The applications, in this case WordPress and the Google Authenticator app, need not be connected in any way (eg. via internet).
WordPress compares its own 6-digit code it generated with the one provided by the user. If they match, the user is authenticated.
Integrating Google Authenticator with WordPress
From your WordPress administration area, go to ‘Plugins‘ -> ‘Add New‘. Search for ‘Google Authenticator‘. From the results, look for the plugin by Henrik Schack. Click ‘Install Now‘ to install. Click ‘Activate‘, to activate.
While at it, you should also install and activate Google Authenticator – Per User Prompt by Iann Dunn. This plugin ensures the Google Authenticator code field in the WordPress login form is shown only to users who have activated Google Authenticator for their profile.
The Google Authenticator plugin adds settings to every registered user’s profile settings screen, under ‘Users‘ -> ‘Your Profile‘ menu item.
Head over to Your Profile settings screen and scroll till you see the Google Authenticator Settings section. Click on the Active checkbox to tick. Don’t worry; it won’t be activated until you actually save your profile settings.
You may use your profile’s email address for the Description field, or use the default given. Click on the Show/Hide QR code button to open the QR code ready for scanning with your phone.
From the menu of the Google Authenticator app on your smartphone, select Set up account. Select Scan a barcode. You should have a QR code scanner app installed on your smartphone, or the Google Authenticator app would prompt you to install one from the app store.
After installing a QR code scanner app, relaunch the Google Authenticator app and repeat the process outlined in the previous step. Point your camera at the computer screen making sure to align the QR code generated in your WordPress admin with the outline of the scan area of the QR scanner app.
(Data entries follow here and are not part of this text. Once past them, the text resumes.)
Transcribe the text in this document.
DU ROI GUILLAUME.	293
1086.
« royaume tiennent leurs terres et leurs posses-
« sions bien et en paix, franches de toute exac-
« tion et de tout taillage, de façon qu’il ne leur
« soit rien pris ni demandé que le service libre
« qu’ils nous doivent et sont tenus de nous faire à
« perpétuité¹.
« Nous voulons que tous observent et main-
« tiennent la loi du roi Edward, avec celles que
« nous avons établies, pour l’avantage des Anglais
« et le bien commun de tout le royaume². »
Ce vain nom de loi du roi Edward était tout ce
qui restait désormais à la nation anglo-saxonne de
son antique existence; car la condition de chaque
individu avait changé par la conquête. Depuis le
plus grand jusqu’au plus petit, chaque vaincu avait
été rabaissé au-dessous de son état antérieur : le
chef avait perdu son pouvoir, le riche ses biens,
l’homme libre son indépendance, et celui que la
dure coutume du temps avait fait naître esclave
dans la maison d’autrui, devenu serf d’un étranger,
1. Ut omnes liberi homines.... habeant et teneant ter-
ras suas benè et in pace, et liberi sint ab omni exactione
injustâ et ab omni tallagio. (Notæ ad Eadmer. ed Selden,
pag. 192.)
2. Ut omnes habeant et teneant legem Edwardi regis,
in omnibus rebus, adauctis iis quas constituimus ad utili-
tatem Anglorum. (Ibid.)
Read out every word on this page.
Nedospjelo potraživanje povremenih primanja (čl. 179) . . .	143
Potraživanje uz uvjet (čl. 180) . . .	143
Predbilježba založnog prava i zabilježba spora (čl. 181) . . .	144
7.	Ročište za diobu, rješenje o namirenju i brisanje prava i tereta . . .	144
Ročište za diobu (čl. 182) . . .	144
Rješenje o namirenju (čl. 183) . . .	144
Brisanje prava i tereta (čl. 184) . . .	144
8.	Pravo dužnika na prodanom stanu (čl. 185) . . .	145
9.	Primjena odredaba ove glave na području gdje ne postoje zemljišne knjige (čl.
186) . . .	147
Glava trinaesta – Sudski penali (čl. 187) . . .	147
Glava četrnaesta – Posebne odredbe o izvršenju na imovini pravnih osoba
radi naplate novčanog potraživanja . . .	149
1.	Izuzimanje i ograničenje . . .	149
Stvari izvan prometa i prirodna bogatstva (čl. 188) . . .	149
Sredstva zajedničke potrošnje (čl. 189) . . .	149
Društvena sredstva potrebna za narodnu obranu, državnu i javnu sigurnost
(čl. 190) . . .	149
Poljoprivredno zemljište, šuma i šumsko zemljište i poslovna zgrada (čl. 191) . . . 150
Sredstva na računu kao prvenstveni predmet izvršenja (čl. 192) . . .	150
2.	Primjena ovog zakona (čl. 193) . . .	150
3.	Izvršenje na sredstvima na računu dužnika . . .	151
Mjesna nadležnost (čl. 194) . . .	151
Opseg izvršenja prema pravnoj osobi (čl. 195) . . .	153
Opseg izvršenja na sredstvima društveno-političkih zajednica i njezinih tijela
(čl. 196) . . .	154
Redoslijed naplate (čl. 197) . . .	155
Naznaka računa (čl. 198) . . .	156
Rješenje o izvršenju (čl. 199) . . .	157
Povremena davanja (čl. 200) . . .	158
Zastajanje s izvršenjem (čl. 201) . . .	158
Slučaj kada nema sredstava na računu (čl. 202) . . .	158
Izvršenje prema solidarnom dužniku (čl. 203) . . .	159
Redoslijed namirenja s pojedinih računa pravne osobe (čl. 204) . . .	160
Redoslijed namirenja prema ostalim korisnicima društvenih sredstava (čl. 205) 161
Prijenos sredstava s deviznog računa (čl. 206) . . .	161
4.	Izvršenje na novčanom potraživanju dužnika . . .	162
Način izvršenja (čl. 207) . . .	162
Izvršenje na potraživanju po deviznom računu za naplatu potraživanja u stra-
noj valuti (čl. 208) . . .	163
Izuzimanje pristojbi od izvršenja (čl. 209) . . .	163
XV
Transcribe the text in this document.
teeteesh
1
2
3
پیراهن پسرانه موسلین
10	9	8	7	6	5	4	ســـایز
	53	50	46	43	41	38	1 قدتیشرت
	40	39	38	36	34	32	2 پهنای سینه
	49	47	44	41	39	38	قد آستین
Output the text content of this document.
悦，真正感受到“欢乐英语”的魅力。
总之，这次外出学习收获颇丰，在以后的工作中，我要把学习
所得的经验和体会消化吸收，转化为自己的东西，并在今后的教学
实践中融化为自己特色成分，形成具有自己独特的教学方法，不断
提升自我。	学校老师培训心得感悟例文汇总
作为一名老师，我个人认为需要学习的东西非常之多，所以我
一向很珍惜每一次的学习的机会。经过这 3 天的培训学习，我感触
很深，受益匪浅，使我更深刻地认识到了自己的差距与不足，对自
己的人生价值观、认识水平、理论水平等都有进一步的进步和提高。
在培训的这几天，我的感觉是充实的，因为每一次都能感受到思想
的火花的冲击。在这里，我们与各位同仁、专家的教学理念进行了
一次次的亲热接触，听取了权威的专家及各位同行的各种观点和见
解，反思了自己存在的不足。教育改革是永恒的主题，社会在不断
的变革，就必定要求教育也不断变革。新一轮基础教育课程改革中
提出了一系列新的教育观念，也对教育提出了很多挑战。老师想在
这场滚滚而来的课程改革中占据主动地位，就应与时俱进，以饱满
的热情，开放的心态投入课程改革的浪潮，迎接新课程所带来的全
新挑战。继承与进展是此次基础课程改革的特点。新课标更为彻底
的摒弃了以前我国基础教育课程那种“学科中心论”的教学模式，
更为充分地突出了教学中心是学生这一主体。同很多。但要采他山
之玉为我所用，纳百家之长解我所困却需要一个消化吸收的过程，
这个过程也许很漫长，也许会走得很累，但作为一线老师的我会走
After a few seconds, the QR scanner would indicate a successful scan, usually with a short vibration of the smartphone. The Google Authenticator app would add your new account to the app. You should see the description you entered under the Google Authenticator Settings in the list of accounts within the Google Authenticator app on your smartphone, with the TOTP code below, updating every 30 seconds or so.
If you would not like to use the QR code, you may select Enter provided key from the menu of Google Authenticator app on your smartphone, and enter the code provided in the Secret field of the Google Authenticator Settings in your WordPress profile page.
Scroll to the bottom of your WordPress profile settings screen and hit the Update Profile button to update your profile settings.
That’s it! The next time you log in into WordPress, you would be presented with the usual login screen. After correctly entering your username/email and password, hit the Log In button.
After WordPress verifies that your username/email and password combination is correct, a second form pops up requesting for your Google Authenticator code.
Enter the TOTP code from the Google Authenticator app on your smartphone and hit the Log In button. Be quick, as the code changes every 30 seconds. There’s a timer in the Google Authenticator app on your smartphone to indicate how many seconds are left until the current code is invalidated.
You would be taken to the dashboard after WordPress verifies the code you entered is correct.
Two-factor authentication greatly limits the probability of a successful authentication attack on your website, making your WordPress installation more secure. It is highly recommend for every WordPress user.
If you find yourself locked out of your account due to incorrect TOTP code, or as result of losing your smartphone, simply remove the Google Authenticator plugin from the WordPress plugin directory via FTP.
If you are on managed WordPress hosting without direct access to the filesystem, ask your web host, via their support portal, to do that for you.